2.5x^4+3x^3-2.6x^2-5.1x-5.6 On the closed interval (-0.5, 1.2], determine the absolute minimum output value of find the absolute maximum output value of f. Label your answers appropriately.

Answer 1

Minimum : f(0.2) = -6.696

Maximum : f(-0.8) = -3.696

Given :

• f(x) = 2.5x^4+3x^3-2.6x^2-5.1x-5.6

To find :

• The absolute minimum and maximum output value of f on the closed interval of (-0.5, 1.2)

Solution :

• f(x) = 2.5x^4+3x^3-2.6x^2-5.1x-5.6
• f(x)' = 10x^3 + 9x^2 -5.2x -5.1
• f(x)'' = 30x² + 18x - 5.2

using quadratic formula to find the roots :

• x = [-b ± √(b^2 - 4ac)]/2a

Where,

• a = 30
• b = 18
• c = -5.2

Hence,

• x = [-18 ± √(18^2 -4*30*-5.2)]/2*30
• x = [-18 ± √(948)]/60
• x = [-18 ± 2√(237)]/60
• x_1 = [-18 + 2√(237)]/60
• x_1 = 0.2
• x_2 = [-18 - 2√(237)]/60
• x_2 = -0.8

Therefore, x = 0.2 or -0.8

ATQ,

• Interval = (-0.5, 1.2)

Thereby,Calculating f(x) at -0.8,-0.5,0.2 & 1.2

• f(-0.8)= -3.696
• f(-0.5) = -3.919
• f(0.2) = -6.696
• f(1.2) = -5.096

Hence,the absolute maximum output value is -3.696 at x = -0.8 and minimum output value is -6.696 at x = 0.2

Answer 2

Absolute minimum output value = -8.832 (3 d.p.)

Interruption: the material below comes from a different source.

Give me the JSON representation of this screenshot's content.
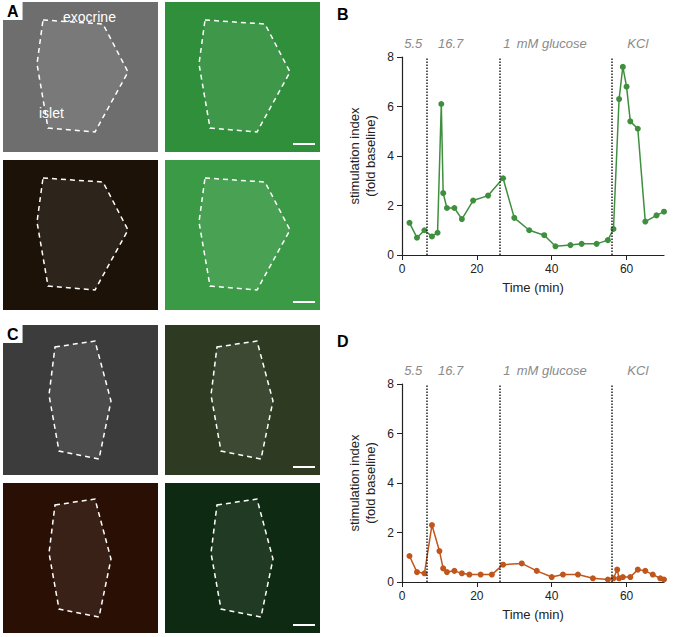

Absolute maximum output value = -3.919 (3 d.p.)

Explanation:

Given function:

`f(x)=2.5x^4+3x^3-2.6x^2-5.1x-5.6`

The absolute minimum output value of a function on a specific interval is the smallest value that the function takes within that interval. In other words, it's the lowest point that the function reaches, considering all the values it outputs on that interval. It can occur at a critical point, an endpoint of the interval, or even at a point where the function is not differentiable.

The absolute maximum output value of a function on a specific interval is the largest value that the function takes within that interval. In other words, it's the highest point that the function reaches, considering all the values it outputs on that interval. Similar to the absolute minimum, the absolute maximum can occur at critical points, endpoints of the interval, or points where the function is not differentiable.

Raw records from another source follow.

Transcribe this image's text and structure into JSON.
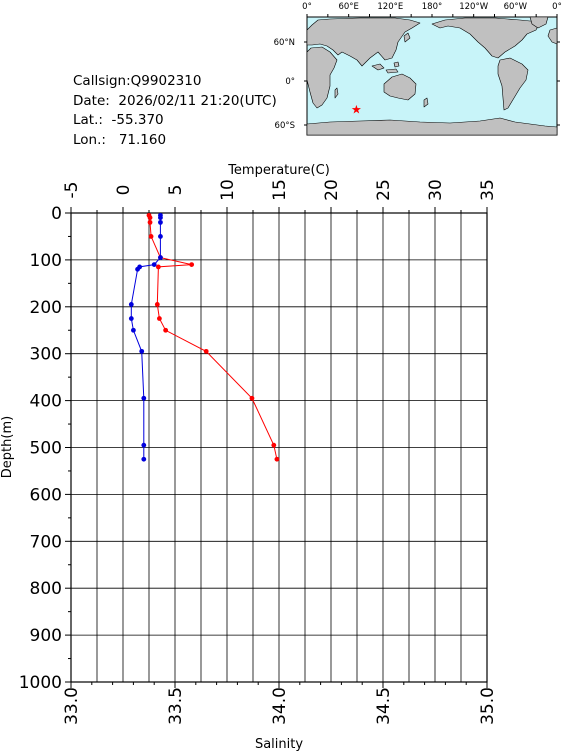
{
  "station": {
    "callsign_label": "Callsign:",
    "callsign": "Q9902310",
    "date_label": "Date:",
    "date": "2026/02/11 21:20(UTC)",
    "lat_label": "Lat.:",
    "lat": "-55.370",
    "lon_label": "Lon.:",
    "lon": "71.160"
  },
  "map": {
    "top_labels": [
      "0°",
      "60°E",
      "120°E",
      "180°",
      "120°W",
      "60°W",
      "0°"
    ],
    "right_labels": [
      "60°N",
      "0°",
      "60°S"
    ],
    "ocean_color": "#c8f4f9",
    "land_color": "#c0c0c0",
    "marker_icon": "star-icon",
    "marker_color": "#ff0000"
  },
  "chart_data": [
    {
      "type": "line",
      "title": "",
      "ylabel": "Depth(m)",
      "ylim": [
        1000,
        0
      ],
      "yticks": [
        "0",
        "100",
        "200",
        "300",
        "400",
        "500",
        "600",
        "700",
        "800",
        "900",
        "1000"
      ],
      "grid": true,
      "series": [
        {
          "axis": "top",
          "xlabel": "Temperature(C)",
          "xlim": [
            -5,
            35
          ],
          "xticks": [
            "-5",
            "0",
            "5",
            "10",
            "15",
            "20",
            "25",
            "30",
            "35"
          ],
          "color": "#ff0000",
          "points": [
            [
              2.5,
              5
            ],
            [
              2.6,
              10
            ],
            [
              2.6,
              20
            ],
            [
              2.7,
              50
            ],
            [
              3.6,
              95
            ],
            [
              6.6,
              110
            ],
            [
              3.4,
              115
            ],
            [
              3.3,
              195
            ],
            [
              3.5,
              225
            ],
            [
              4.1,
              250
            ],
            [
              8.0,
              295
            ],
            [
              12.4,
              395
            ],
            [
              14.5,
              495
            ],
            [
              14.8,
              525
            ]
          ]
        },
        {
          "axis": "bottom",
          "xlabel": "Salinity",
          "xlim": [
            33.0,
            35.0
          ],
          "xticks": [
            "33.0",
            "33.5",
            "34.0",
            "34.5",
            "35.0"
          ],
          "color": "#0000dd",
          "points": [
            [
              33.43,
              5
            ],
            [
              33.43,
              10
            ],
            [
              33.43,
              20
            ],
            [
              33.43,
              50
            ],
            [
              33.43,
              95
            ],
            [
              33.4,
              110
            ],
            [
              33.33,
              115
            ],
            [
              33.32,
              120
            ],
            [
              33.29,
              195
            ],
            [
              33.29,
              225
            ],
            [
              33.3,
              250
            ],
            [
              33.34,
              295
            ],
            [
              33.35,
              395
            ],
            [
              33.35,
              495
            ],
            [
              33.35,
              525
            ]
          ]
        }
      ]
    }
  ]
}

Begin by evaluating the endpoints of the interval [-0.5, 1.2]:

`\begin{aligned}f(-0.5)&=2.5(-0.5)^4+3(-0.5)^3-2.6(-0.5)^2-5.1(-0.5)-5.6\\&=0.15625-0.375-0.65+2.55-5.6\\&=-3.91875\end{aligned}`

`\begin{aligned}f(1.2)&=2.5(1.2)^4+3(1.2)^3-2.6(1.2)^2-5.1(1.2)-5.6\\&=5.184+5.184-3.744-6.12-5.6\\&=-5.096\end{aligned}`

The critical points of a function are the points where the derivative of the function is either zero or undefined.

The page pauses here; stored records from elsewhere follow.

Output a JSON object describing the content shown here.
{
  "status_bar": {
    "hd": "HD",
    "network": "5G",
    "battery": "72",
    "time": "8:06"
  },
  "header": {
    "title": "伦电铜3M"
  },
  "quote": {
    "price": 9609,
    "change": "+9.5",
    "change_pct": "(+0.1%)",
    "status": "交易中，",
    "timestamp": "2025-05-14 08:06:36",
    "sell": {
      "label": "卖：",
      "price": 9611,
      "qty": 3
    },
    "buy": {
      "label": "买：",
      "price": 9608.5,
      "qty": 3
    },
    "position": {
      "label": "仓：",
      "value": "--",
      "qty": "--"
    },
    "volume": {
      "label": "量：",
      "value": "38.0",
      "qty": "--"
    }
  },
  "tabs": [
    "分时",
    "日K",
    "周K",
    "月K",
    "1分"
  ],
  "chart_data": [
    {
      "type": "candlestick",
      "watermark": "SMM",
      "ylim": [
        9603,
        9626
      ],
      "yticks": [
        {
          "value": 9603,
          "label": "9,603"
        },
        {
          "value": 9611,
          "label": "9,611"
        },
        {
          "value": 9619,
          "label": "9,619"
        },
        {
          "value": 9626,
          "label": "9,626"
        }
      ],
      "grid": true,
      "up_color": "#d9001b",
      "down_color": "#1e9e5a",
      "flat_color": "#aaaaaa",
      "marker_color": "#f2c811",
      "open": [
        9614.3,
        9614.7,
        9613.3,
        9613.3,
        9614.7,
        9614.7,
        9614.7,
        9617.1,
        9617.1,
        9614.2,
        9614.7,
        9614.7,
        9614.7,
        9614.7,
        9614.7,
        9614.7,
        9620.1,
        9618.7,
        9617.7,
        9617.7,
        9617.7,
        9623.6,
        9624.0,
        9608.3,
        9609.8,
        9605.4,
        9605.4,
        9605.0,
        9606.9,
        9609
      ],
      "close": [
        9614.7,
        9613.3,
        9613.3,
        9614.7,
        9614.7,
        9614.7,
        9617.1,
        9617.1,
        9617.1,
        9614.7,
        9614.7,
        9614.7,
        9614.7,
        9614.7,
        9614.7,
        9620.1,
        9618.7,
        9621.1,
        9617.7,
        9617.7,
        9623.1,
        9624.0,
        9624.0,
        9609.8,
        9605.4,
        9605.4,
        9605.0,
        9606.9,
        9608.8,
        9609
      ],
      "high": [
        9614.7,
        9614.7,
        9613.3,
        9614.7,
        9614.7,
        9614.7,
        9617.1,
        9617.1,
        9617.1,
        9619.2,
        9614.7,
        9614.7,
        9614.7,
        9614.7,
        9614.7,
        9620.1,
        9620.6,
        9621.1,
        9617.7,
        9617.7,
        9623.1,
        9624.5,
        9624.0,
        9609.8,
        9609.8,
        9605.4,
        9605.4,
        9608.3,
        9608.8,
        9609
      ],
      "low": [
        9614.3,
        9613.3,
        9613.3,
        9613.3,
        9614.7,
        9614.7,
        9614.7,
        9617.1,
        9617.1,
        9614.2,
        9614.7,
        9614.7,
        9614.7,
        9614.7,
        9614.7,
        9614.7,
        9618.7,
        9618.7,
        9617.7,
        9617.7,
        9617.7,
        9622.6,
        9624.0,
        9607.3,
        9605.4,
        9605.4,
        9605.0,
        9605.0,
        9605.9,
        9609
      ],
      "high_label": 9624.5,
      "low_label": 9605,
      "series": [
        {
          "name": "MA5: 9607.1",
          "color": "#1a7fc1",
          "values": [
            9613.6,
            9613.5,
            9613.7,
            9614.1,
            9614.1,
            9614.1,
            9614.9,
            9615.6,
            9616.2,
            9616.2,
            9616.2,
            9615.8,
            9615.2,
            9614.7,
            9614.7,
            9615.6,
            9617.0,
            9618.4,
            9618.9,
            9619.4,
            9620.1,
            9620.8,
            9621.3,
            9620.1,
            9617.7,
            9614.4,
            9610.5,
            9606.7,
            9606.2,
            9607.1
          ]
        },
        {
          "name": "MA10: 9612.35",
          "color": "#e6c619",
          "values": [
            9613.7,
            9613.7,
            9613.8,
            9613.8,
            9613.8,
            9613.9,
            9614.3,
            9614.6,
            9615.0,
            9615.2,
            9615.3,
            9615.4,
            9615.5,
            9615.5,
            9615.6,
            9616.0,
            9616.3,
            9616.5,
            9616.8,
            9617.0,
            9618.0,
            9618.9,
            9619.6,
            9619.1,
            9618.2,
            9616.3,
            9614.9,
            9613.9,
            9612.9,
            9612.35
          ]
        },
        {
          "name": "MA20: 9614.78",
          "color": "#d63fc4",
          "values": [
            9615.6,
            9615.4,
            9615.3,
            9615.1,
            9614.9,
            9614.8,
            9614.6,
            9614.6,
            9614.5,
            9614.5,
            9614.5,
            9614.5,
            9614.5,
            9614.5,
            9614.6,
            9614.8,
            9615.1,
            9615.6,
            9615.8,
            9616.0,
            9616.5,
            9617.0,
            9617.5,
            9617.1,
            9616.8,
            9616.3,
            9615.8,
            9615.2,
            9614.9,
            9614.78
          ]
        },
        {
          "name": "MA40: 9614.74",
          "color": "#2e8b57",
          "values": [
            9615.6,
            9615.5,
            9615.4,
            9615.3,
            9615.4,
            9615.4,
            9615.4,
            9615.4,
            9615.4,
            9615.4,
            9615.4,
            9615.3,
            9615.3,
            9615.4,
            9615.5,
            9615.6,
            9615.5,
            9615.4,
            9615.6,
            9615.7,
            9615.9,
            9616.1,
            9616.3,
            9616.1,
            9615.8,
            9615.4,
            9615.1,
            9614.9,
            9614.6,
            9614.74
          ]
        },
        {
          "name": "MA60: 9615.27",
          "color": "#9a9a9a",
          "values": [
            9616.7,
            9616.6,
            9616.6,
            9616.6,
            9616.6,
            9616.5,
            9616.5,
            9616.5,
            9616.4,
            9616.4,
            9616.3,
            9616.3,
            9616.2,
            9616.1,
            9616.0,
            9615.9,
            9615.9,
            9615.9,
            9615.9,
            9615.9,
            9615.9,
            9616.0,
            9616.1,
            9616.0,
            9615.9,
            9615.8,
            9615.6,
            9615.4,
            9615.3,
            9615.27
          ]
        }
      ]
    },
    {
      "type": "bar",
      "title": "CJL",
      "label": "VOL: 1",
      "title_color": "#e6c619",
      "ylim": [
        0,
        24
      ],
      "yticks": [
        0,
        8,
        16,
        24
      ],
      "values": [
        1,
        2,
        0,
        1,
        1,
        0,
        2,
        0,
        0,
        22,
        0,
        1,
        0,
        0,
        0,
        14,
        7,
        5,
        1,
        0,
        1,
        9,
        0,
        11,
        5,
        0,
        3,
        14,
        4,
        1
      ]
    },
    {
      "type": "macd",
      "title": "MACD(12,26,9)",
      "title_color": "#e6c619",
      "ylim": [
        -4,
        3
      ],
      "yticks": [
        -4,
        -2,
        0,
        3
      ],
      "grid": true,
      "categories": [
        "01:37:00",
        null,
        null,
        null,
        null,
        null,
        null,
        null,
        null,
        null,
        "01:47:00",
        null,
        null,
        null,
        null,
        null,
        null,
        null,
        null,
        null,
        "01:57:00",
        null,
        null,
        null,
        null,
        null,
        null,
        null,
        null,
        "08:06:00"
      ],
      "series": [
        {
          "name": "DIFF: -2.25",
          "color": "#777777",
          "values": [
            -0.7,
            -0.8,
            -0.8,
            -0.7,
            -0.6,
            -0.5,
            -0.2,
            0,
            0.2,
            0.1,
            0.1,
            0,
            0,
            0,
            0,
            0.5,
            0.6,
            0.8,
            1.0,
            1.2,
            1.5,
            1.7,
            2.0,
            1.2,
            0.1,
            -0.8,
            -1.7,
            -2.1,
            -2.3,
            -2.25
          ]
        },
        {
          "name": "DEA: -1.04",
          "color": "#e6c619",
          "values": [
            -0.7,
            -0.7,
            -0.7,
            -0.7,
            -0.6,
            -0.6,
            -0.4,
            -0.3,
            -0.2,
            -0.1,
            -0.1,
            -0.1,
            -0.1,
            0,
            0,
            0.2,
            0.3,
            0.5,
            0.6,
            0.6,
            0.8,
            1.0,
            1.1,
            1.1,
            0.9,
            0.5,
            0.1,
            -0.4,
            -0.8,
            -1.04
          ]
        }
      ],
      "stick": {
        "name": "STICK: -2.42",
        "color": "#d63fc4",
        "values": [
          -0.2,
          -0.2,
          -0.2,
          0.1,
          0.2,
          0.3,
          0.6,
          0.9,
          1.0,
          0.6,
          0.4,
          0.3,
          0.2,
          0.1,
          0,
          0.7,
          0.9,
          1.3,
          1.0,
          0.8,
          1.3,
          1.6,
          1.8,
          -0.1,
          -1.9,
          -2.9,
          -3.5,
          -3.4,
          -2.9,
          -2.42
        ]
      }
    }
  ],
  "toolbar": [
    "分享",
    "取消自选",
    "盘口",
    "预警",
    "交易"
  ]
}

Differentiate the given function:

`f'(x)=4\cdot2.5x^(4-1)+3\cdot3x^(3-1)-2\cdot2.6x^(2-1)-5.1-0`

`f'(x)=10x^3+9x^2-5.2x-5.1`

Set f'(x) equal to zero and solve for x using a calculator:

`\begin{aligned}f'(x)&=0\\10x^3+9x^2-5.2x-5.1&=0\\x&=0.738668106...\end{aligned}`

Substitute the found x-coordinate of the critical point into the function to find its y-coordinate:

`f(0.738668106...)=-8.8324453...`

Therefore, the critical point of function f(x) is (0.739, -8.832) (3 d.p.).

In conclusion, the endpoints and critical point of the function on the closed interval [-0.5, 1.2] are:

• (-0.5, -3.91875)
• (1.2, -5.096)
• (0.739, -8.832)

Therefore, the absolute minimum output value is -8.832 (3 d.p.) and the absolute maximum output value is -3.919 (3 d.p.).